Потом рыдали вместе, и Элла повторяла один и тот же вопрос:
– Что делать, Эмка? Что делать? Нас же убьют. Растерзают. Просто порвут на куски!
– А при чем тут ты? – начинала смеяться Эмма, вытирая горючие слезы. – Ты-то тут при чем, дурочка?
Элла, нахмурившись, вдруг призналась сестре:
– Ты… только не смейся! Меня тоже… тошнит.
Эмма покрутила пальцем у виска и помотала головой:
– Ну, ты даешь, Элка! Совсем дура, что ли?
Наконец вопрос был решен – старшая сестра Борьчика, двадцатилетняя студентка-медичка, выслушав брата, взялась помочь. Рано утром Элла и Эмма отправились к черту на кулички, в Медведково, в какую-то больницу, где их приняла пожилая врачиха. Она внимательно оглядела сестер, строго спросив:
– Обе?
Сестры дружно замотали головами, и Эмма, глубоко вздохнув, громко сказала:
– Я! – и сделала шаг вперед.
Врачиха кивнула – ей-то вообще все равно, – и повела ее через аварийную лестницу, грязную и заплеванную, усеянную окурками, в какую-то комнату, где велела раздеваться и ждать, бросив ей на колени огромный вытертый серый больничный халат.
Эмма разделась, села на табуретку и стала ждать. Ей было так холодно и так страшно, что захотелось сбежать. Она плакала, не вытирая слез, и они, сильные, мощные, как река, текли по ее шее, ключицам и маленькой груди – горячими густыми ручейками.
Потом она вспоминала, что никогда больше так не ревела. Никогда! И ни при каких обстоятельствах.

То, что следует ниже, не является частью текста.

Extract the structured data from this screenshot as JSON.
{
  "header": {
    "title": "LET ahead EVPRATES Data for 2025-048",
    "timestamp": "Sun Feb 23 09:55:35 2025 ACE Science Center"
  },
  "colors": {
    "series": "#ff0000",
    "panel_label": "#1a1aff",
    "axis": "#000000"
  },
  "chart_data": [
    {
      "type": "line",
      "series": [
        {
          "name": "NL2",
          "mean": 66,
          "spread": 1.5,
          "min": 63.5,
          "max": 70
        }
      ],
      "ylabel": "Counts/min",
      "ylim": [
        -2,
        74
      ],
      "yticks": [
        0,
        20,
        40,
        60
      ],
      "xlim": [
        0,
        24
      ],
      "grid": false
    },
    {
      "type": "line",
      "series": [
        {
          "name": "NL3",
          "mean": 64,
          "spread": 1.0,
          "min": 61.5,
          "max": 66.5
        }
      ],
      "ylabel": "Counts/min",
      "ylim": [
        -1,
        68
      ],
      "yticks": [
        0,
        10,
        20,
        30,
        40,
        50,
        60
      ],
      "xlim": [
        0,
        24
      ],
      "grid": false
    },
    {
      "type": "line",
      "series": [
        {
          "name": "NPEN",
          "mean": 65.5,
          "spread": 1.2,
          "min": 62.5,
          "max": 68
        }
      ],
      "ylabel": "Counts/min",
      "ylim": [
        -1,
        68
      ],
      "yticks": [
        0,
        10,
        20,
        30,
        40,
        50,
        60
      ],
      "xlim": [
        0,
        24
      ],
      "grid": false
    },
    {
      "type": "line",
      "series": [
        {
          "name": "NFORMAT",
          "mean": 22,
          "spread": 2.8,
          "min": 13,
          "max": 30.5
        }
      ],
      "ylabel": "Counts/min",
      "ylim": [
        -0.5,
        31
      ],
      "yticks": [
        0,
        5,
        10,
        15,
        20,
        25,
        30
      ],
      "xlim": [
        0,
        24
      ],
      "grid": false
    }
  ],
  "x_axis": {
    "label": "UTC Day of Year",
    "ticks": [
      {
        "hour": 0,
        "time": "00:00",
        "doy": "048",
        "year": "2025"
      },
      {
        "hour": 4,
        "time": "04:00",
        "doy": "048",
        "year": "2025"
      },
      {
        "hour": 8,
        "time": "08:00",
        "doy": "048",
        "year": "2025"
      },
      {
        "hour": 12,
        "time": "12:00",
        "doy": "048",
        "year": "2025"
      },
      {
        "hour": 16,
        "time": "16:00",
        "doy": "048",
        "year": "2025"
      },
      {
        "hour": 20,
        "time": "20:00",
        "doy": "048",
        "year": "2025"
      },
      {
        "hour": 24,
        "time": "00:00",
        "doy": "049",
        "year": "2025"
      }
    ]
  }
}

Скоро за ней пришла нянечка, сунула в руки серую с дырками пеленку и зло бросила:
– Ступай за мной. – Но тут же вздохнула, словно пожалела девчонку, и добавила: – Горемыка!

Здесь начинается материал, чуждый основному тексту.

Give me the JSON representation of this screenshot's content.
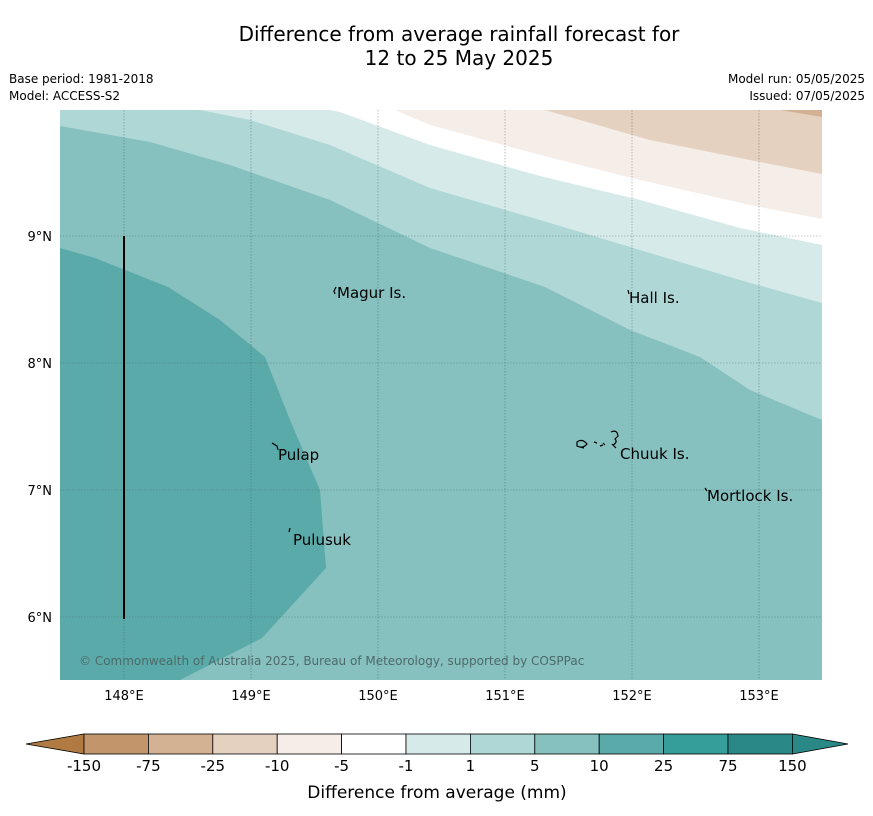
{
  "title": {
    "line1": "Difference from average rainfall forecast for",
    "line2": "12 to 25 May 2025"
  },
  "info": {
    "base_period": "Base period: 1981-2018",
    "model": "Model: ACCESS-S2",
    "model_run": "Model run: 05/05/2025",
    "issued": "Issued: 07/05/2025"
  },
  "map": {
    "lon_range": [
      147.5,
      153.5
    ],
    "lat_range": [
      5.5,
      10.0
    ],
    "x_ticks": [
      "148°E",
      "149°E",
      "150°E",
      "151°E",
      "152°E",
      "153°E"
    ],
    "y_ticks": [
      "9°N",
      "8°N",
      "7°N",
      "6°N"
    ],
    "places": [
      "Magur Is.",
      "Hall Is.",
      "Pulap",
      "Chuuk Is.",
      "Mortlock Is.",
      "Pulusuk"
    ],
    "copyright": "© Commonwealth of Australia 2025, Bureau of Meteorology, supported by COSPPac"
  },
  "colorbar": {
    "tick_labels": [
      "-150",
      "-75",
      "-25",
      "-10",
      "-5",
      "-1",
      "1",
      "5",
      "10",
      "25",
      "75",
      "150"
    ],
    "colors": [
      "#b07a42",
      "#c2956a",
      "#d3b294",
      "#e4d1c0",
      "#f5ede8",
      "#ffffff",
      "#d6eaea",
      "#aed7d6",
      "#86c0bf",
      "#5aaaa9",
      "#359d9a",
      "#2a8987"
    ],
    "label": "Difference from average (mm)"
  }
}
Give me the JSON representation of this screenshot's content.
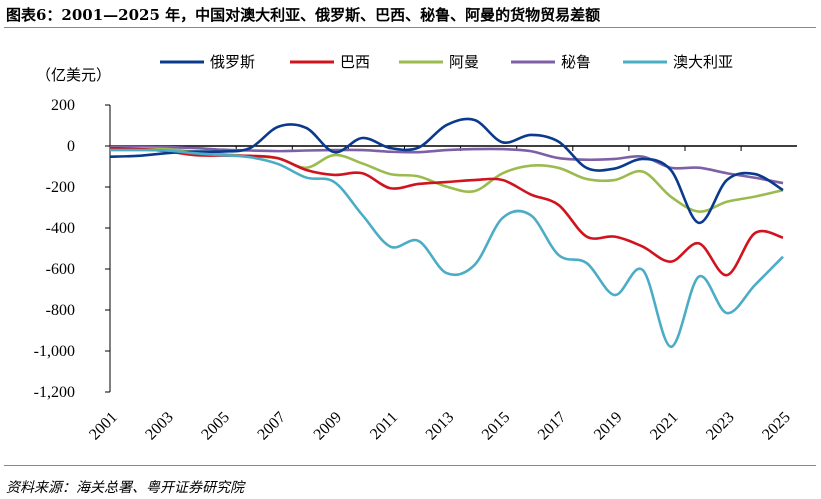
{
  "title": "图表6：2001—2025 年，中国对澳大利亚、俄罗斯、巴西、秘鲁、阿曼的货物贸易差额",
  "source": "资料来源：海关总署、粤开证券研究院",
  "chart_data": {
    "type": "line",
    "title": "图表6：2001—2025 年，中国对澳大利亚、俄罗斯、巴西、秘鲁、阿曼的货物贸易差额",
    "ylabel": "（亿美元）",
    "xlabel": "",
    "ylim": [
      -1200,
      200
    ],
    "yticks": [
      "200",
      "0",
      "-200",
      "-400",
      "-600",
      "-800",
      "-1,000",
      "-1,200"
    ],
    "xtick_labels": [
      "2001",
      "2003",
      "2005",
      "2007",
      "2009",
      "2011",
      "2013",
      "2015",
      "2017",
      "2019",
      "2021",
      "2023",
      "2025"
    ],
    "legend_position": "top",
    "grid": false,
    "x": [
      2001,
      2002,
      2003,
      2004,
      2005,
      2006,
      2007,
      2008,
      2009,
      2010,
      2011,
      2012,
      2013,
      2014,
      2015,
      2016,
      2017,
      2018,
      2019,
      2020,
      2021,
      2022,
      2023,
      2024,
      2025
    ],
    "series": [
      {
        "name": "俄罗斯",
        "color": "#0b3a8c",
        "values": [
          -52,
          -48,
          -35,
          -27,
          -27,
          -10,
          94,
          88,
          -30,
          39,
          -10,
          -8,
          102,
          127,
          18,
          54,
          21,
          -107,
          -110,
          -63,
          -117,
          -375,
          -166,
          -137,
          -215
        ]
      },
      {
        "name": "巴西",
        "color": "#d0131e",
        "values": [
          -10,
          -15,
          -25,
          -44,
          -47,
          -48,
          -60,
          -117,
          -141,
          -133,
          -206,
          -185,
          -176,
          -166,
          -166,
          -236,
          -288,
          -442,
          -442,
          -491,
          -564,
          -475,
          -630,
          -425,
          -447
        ]
      },
      {
        "name": "阿曼",
        "color": "#9bbb4f",
        "values": [
          -10,
          -12,
          -15,
          -28,
          -40,
          -50,
          -60,
          -106,
          -44,
          -85,
          -137,
          -148,
          -198,
          -220,
          -133,
          -96,
          -107,
          -161,
          -166,
          -125,
          -247,
          -320,
          -272,
          -247,
          -215
        ]
      },
      {
        "name": "秘鲁",
        "color": "#7d60a6",
        "values": [
          -5,
          -5,
          -6,
          -10,
          -18,
          -22,
          -25,
          -22,
          -20,
          -20,
          -28,
          -30,
          -20,
          -15,
          -15,
          -25,
          -59,
          -67,
          -63,
          -52,
          -106,
          -106,
          -133,
          -155,
          -181
        ]
      },
      {
        "name": "澳大利亚",
        "color": "#4bacc6",
        "values": [
          -20,
          -20,
          -22,
          -35,
          -45,
          -55,
          -88,
          -154,
          -176,
          -337,
          -491,
          -463,
          -620,
          -580,
          -351,
          -337,
          -532,
          -571,
          -727,
          -605,
          -979,
          -637,
          -815,
          -678,
          -540
        ]
      }
    ]
  }
}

Они шли по пустому, холодному и гулкому коридору, и нянька все бормотала, что от мужиков одни беды, а она такая тощая да сопливая, и туда же! Под поезд! Прям чешется у вас там, у идиоток таких! Вот теперь и расхлебывай…
Потом был кабинетик, маленький, с замазанным белой краской окном, и та врачиха в перчатках и в маске – Эмма ее не сразу узнала.
Та вколола ей в вену укол, и последнее, что она слышала, было звяканье металлического инструмента и грубый окрик:
– А ну, раздвигай! Умеешь, небось? Или забыла?
Очнулась она от страшной боли внизу живота – болело так, что она громко, в голос застонала. Казалось, что там, внутри, кто-то продолжает кромсать ее железными ножницами – со злорадным упорством.
Она открыла глаза и увидела, что она в палате, на узкой койке, а на соседней спит толстая женщина – спит крепко и громко храпит.
Потом пришла врачиха, пощупала ей живот, положила на него пузырь со льдом, посмотрела на часы и сказала:
– Лежишь еще час. Потом встаешь и уходишь. Тем же путем. Деньги сейчас. Поняла?